Вдруг Гавриил спохватился и замолчал.
– Спаси, Господи! Наложи на уста мои узы молчания! Болтун я. Надоедливый. Много говорить люблю. Отроду такой.
И как бы переводя разговор на другое, сказал:
– Поморы говорят: «Море – наше поле, даст Бог рыбу, даст Бог и хлеб».
Короткие дни стали сменяться бесконечно длинными ночами, когда московский караван подходил к Холмогорам, на левом берегу Северной Двины, недалеко от того места, где впадает в нее Пинега.
Гавриил пояснил, что сто двенадцать верст отделяют Холмогоры от Студеного моря.
Едва перевалило за полдень, а солнце уже скрылось за горизонтом и в небе выступали звезды.
Все же Андрей разглядел окружавшие Холмогоры холмы и раскинутые на них деревеньки с высокими бревенчатыми колокольнями. Сердце его радостно забилось при виде человеческих жилищ – длинный, утомительный путь по лесам и пустынным пространствам от Москвы до Холмогор утомил.
Он и его сын сняли шапки и помолились на видневшуюся вблизи церковь.
– Оттерпимся, сынок, и мы людьми станем... Дело не коромысло – плеч не отдавит, – говорил Андрей, вылезая из повозки. – Привыкай, паренек.
Подошел дьяк, сопровождавший воеводу, – Леонтий Вяткин, которого воевода полюбил за бойкий, веселый нрав. Шлепнул Андрея по плечу:
– Отдохнем здесь, чарочку выпьем, да и к морю-окияну... Любопытен я, грешный человек. Далее Александровой слободы нигде не бывал... Подьячие пошли избы нам готовить. Обожди малость. Ночлег найдется.
Сказал и быстро отошел в сторону, окликнув стрелецкого сотника Симеона Черного.
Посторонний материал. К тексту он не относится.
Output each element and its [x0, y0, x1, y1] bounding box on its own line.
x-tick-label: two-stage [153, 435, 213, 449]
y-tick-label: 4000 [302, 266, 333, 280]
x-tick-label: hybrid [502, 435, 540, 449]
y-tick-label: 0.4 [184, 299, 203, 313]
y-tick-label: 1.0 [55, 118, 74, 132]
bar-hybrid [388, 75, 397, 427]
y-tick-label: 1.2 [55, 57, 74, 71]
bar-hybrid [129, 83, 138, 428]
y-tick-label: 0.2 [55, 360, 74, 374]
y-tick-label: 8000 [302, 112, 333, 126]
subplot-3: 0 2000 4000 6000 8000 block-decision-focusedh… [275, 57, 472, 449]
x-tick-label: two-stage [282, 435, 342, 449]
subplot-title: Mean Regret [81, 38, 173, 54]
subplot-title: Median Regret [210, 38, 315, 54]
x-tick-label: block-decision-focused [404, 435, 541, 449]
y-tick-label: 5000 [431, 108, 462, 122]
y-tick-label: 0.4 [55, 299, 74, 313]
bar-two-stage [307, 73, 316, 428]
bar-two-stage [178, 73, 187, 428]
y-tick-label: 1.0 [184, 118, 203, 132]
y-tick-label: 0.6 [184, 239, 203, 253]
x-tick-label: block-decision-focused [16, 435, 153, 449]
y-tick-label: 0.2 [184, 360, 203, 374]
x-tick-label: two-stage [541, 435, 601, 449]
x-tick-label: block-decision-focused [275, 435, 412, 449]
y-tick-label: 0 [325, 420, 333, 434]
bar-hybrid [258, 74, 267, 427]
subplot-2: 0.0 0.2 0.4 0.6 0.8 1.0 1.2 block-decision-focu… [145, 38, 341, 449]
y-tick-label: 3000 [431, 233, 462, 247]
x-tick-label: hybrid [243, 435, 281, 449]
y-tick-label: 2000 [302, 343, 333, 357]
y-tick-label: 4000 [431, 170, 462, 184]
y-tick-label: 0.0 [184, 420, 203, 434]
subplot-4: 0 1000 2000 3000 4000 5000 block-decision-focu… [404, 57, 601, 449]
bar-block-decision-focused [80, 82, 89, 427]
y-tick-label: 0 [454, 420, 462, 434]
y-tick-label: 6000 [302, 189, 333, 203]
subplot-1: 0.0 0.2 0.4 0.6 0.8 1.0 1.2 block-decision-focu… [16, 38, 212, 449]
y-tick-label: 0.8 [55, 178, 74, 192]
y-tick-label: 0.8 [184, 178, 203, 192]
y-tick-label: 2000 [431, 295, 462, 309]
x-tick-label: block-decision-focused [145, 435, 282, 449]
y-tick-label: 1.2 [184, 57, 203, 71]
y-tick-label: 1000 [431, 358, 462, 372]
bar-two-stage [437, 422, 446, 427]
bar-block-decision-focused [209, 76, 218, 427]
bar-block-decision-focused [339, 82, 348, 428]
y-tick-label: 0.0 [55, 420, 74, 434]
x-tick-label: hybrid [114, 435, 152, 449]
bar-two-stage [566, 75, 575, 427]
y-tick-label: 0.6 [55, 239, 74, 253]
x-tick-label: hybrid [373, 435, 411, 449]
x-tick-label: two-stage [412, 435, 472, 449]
До Андрея донеслись его слова:
– Скоро, скоро, Семен!.. Воеводу на ночлег устраивают... Не ты один тут...
Невдалеке, в ожидании ночлега, столпились стрельцы, возницы, слышались ответные крики холмогорских людей.
Надвигался темный северный вечер.
X
Не нежна горлица порхает,
Летя к дружочку своему,
А красна девица вздыхает
О милом, сидя в терему.
Анна поет, а у самой слезы. И думает она и придумать ничего не может и будто сожалеет: зачем повстречалась с Игнатием и зачем сходились они тайком и обнимались?! И кажется, что это уже никогда не повторится и все случившееся, пережитое оборвется, как неоконченная сказка. Но неужели это так?! По ночам не спится! Анна спускается с постели на пол и, став на колени, молится, а о чем – самой неясно. Пускай будет так, как Богу угодно; одного хочется, одно желание сильнее всего – даже сердце сжимается от боли: чтоб он, Игнатий, благополучно совершил свое странствование, чтобы жив и здоров остался.
Впрочем... Довольно ли этого?! Может ли она совсем не видеть его? Будет ли она в силах отказаться от новых встреч с ним?!
Нет!
Думается ей, она меньше страдала, когда отец ее лежал раненый в Ярославле. Тогда она не так тосковала. Грешно сознаваться, но... От Бога все равно не утаишь ничего. Да и не радуют отцовские и материнские ласки ее теперь так, как радовали еголаски в ту пору. Почему? Разве мать и отец не дороже ей всего на свете?! Разве она не убивается, когда хворают они? Мысли о их смерти она даже допустить не может.
Отец и мать ей дороже всего, однако... нет той особенной радости, нет того счастья от их прикосновения к ней, нет того скрытого, волнующего чувства, которое приводит ее в сладкую дрожь, когда она около Игнатия. И мыслей тех горячих, красивых в голове теперь уже не бывает, как тогда... в те дни и вечера...
Медвежонок уныло смотрит маленькими черными глазками из своего убежища... Уж не так часто теперь приходит к нему Анна. Ее не забавляет ублажать бедового зверюгу.